- Interactive map of Ramaipur
- Country: India
- State: Uttar Pradesh
- District: Bhadohi district

= Ramaipur =

Ramaipur is a village in Bhadohi district, Uttar Pradesh, state India. The village is located on the link road which connects Chauri Bazar at Varanasi-Bhadohi road to Maharazganj Bazar on Varanasi-Allahabad road. The nearest railway station is Parasipur railway station on the line connecting Lucknow to Varanasi via Bhadohi. The Parasipur railway station is 7 km from the village. The village market is spread adjacent to the pitch road. The bazaar has at least 10 grocery shops, three primary schools, four barber shops at least half a dozen sweet shops and dozen chai and pan shops. The weekly sabzi bazar is conducted on Thursday. The market provides daily use items to nearby villages too. there are more than twenty self-appointed medical practitioners, none qualified academically. However, these jhola chap doctors offer primary health services to many people around Ramaipur.the most famous person in this village is Pt Samar Nath Mishra. He is about 85 years now.

==Worker==
The major economic activity of the village is agriculture, mainly subsistence based, and carpet weaving.

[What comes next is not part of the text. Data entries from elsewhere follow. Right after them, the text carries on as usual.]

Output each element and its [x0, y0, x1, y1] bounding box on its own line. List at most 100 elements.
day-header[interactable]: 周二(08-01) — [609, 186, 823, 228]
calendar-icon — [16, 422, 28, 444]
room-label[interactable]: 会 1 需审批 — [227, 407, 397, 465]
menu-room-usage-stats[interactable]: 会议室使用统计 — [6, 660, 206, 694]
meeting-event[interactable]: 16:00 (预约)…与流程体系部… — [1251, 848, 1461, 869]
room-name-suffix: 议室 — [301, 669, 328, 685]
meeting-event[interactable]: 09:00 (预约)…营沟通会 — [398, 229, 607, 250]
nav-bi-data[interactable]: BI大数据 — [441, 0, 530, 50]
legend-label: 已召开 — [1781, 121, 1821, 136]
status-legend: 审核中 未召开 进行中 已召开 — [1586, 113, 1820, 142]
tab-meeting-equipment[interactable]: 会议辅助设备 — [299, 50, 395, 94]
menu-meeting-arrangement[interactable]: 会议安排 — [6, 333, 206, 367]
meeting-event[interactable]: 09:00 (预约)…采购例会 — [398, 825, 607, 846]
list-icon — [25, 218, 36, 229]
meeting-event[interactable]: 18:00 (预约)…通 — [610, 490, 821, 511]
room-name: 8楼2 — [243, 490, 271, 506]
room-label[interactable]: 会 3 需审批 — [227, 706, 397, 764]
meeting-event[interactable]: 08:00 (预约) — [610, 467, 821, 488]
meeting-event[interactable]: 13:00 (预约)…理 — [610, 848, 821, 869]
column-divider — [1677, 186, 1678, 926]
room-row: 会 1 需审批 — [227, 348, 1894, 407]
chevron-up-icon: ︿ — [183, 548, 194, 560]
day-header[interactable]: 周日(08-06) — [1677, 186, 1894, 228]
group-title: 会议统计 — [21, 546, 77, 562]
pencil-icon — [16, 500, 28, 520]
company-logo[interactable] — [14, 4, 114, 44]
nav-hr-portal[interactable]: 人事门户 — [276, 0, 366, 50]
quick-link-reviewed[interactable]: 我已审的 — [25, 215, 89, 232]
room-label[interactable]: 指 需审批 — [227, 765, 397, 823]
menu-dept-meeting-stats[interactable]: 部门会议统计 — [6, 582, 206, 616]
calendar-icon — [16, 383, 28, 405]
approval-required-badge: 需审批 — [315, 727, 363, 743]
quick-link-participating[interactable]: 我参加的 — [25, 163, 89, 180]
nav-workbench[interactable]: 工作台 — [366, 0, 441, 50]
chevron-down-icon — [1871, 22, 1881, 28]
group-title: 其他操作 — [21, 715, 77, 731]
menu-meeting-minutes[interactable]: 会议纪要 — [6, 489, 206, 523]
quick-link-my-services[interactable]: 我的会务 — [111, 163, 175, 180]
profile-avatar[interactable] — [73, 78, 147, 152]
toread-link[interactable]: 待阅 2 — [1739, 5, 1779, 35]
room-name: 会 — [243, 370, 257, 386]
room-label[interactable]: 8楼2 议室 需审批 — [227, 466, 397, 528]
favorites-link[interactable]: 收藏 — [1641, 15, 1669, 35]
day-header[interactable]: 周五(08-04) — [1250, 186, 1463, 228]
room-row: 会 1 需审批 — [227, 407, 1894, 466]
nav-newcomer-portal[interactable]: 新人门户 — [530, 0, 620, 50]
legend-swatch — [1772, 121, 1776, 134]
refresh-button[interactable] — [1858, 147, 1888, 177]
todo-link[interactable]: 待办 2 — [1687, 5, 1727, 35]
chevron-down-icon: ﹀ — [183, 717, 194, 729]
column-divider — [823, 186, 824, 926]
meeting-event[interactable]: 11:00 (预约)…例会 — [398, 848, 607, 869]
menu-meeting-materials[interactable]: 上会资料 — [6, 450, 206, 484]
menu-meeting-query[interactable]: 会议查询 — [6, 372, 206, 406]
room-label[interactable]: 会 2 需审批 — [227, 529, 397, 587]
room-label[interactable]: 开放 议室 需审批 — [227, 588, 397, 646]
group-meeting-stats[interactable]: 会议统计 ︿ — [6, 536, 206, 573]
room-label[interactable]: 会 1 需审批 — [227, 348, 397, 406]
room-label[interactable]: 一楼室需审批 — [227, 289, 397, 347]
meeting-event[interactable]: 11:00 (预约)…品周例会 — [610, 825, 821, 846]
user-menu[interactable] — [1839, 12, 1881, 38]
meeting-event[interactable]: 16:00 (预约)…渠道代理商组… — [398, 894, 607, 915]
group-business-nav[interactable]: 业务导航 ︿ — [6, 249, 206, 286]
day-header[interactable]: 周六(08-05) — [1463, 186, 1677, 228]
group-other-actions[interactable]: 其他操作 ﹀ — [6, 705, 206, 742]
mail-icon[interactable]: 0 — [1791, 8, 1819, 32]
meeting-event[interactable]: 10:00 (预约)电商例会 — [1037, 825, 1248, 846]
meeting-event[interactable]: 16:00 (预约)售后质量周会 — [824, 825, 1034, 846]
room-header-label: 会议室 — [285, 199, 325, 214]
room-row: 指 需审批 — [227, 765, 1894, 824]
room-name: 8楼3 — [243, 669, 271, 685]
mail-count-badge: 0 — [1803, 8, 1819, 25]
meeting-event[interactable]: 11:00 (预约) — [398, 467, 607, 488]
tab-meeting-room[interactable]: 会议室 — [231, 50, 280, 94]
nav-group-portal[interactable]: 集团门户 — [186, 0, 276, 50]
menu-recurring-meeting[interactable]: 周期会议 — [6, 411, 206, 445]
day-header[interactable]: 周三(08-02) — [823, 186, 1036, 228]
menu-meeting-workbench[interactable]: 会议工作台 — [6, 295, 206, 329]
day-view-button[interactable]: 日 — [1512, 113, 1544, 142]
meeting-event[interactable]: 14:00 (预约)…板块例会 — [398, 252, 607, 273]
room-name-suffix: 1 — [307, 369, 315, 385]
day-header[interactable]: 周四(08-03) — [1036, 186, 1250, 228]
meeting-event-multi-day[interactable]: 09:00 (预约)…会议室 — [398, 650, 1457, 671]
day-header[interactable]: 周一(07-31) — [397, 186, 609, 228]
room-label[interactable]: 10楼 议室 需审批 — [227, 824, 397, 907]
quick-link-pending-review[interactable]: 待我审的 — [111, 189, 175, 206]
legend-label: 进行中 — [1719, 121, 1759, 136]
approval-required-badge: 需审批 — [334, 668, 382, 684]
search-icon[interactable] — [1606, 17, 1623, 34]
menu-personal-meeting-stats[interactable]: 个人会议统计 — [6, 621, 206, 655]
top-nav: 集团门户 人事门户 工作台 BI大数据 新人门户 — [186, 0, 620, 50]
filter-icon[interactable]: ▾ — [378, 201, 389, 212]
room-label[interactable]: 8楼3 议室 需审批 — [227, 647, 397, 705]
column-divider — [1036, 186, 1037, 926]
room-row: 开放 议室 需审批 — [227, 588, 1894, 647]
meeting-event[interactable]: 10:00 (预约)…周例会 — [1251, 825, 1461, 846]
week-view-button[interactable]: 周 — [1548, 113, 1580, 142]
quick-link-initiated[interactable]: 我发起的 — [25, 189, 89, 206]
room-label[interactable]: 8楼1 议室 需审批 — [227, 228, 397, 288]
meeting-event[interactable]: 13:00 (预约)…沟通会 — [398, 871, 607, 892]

The landless people weave the famous bhadohi woolen carpets but not the people from higher caste of Brahmins. Many people have migrated to Kolkata and Mumbai and post order money is a very prominent source of income. There is one rabi crop of wheat and another kharif crop of rice mainly with help of irrigation by ground water pumped through a government-installed bore well and a couple of private ones. There is hardly any commercial cropping. Much of land is alkaline, posing a great difficulty to agricultural activity.